L’islamophobie se souvient
** Ce texte sur l’islamophobie et la commémoration de l’attaque du 29 janvier 2017 à la Grande Mosquée de Québec est une collaboration de M. François-Olivier Loignon, enseignant au secondaire.**
5 ans déjà.
Pourtant, je m’en souviens comme si c’était hier.
L’une des rares nuits où j’ai eu du mal à trouver le sommeil avant les petites heures du matin.
Cette nuit où l’horreur et la haine se sont abattues sur notre belle ville.
Cette nuit où, à quelques rues d’où habite aujourd’hui mon frère, 6 personnes ont perdu la vie parce qu’ils ont été prier.
Cette infâme nuit de tristesse où la haine a brisé des vies et des familles à cause de l’intolérance.
Et je me souviens de cette nuit chaque année.
Je me souviens de ces 6 visages qui n’avaient rien demandé d’autre que de pouvoir prier en paix.
Je me souviens de penser aux musulmans que je croise à l’école ou sur les camps d’été en me disant : « Ça aurait pu être eux. »
Je me souviens de mes amies impuissantes qui ont dû enseigner aux familles des victimes le lendemain.
Je me souviens d’Ibrahim Barry, d’Abdelkrim Hassane, de Mamadou Tanou Barry, d’Aboubaker Thabti, d’Azzedine Soufiane, de Khaled Belkacemi.
Mais 5 ans plus tard, la tristesse s’est lentement transformée en colère.
Une colère que je ressens chaque fois que je réalise que l’islamophobie est toujours présente.
La colère quand j’entends et je lis les pires insanités contre les musulmans qu’on camoufle sous le couvert d’un nationalisme.
La colère d’une discrimination ancrée dans nos institutions qu’on veut nier.
La colère quand je vais voir une élève à la fin d’un documentaire qui a fait entendre des propos islamophobes et qu’elle me répond : « C’est correct monsieur, je suis habituée. J’entends ça à chaque jour. »
Et, surtout aujourd’hui, la colère de tous ces hypocrites qui une fois par année, dénoncent l’islamophobie qu’ils ont alimentée.
L’hypocrisie de cet animateur de radio qui a qualifié de « joke comme une autre » une tête de porc ensanglantée sur le parquet de la même mosquée qui a vécu l’attentat.
L’hypocrisie de ce même animateur de radio, qui aujourd’hui dirige un parti politique en ascension, qui a élevé le tueur en martyr et qui a qualifié l’attentat de complot.

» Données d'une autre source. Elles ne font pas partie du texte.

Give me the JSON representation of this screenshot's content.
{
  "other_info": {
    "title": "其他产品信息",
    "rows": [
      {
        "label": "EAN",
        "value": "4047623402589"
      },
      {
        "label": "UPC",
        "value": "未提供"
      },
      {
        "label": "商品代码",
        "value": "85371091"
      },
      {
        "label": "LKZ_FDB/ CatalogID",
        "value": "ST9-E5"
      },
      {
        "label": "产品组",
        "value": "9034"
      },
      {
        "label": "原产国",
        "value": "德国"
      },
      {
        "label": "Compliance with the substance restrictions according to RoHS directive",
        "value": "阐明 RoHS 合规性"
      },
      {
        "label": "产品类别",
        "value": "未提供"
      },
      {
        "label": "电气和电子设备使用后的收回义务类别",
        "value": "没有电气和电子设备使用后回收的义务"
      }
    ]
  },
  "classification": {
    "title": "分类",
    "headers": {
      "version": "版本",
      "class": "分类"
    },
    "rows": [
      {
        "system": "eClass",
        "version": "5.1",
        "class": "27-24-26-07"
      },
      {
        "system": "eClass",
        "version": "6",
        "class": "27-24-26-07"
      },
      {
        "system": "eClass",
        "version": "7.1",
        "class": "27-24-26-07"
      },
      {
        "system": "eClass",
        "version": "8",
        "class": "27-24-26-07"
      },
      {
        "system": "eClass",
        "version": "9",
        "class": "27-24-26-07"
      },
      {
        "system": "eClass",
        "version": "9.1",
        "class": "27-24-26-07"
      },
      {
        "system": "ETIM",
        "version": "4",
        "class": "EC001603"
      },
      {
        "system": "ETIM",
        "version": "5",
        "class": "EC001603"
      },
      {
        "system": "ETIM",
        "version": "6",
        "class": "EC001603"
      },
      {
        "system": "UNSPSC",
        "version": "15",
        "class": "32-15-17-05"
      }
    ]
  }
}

L’hypocrisie de la station radio qui lui a permis d’avoir ses propos sans aucune répréhension qui aujourd’hui se drape de vertu en dénonçant l’islamophobie.
L’hypocrisie d’un média où les chroniqueurs enchaînent les chroniques islamophobes qui crient à la tragédie chaque 29 janvier.
L’hypocrisie d’un maire qui commémore cette journée tout en recommençant à financer les radios qui permettent à l’islamophobie de se propager.
L’hypocrisie de ce gouvernement, au nom d’une fausse laïcité, ostracise les femmes musulmanes ont leur restreignant certains droits.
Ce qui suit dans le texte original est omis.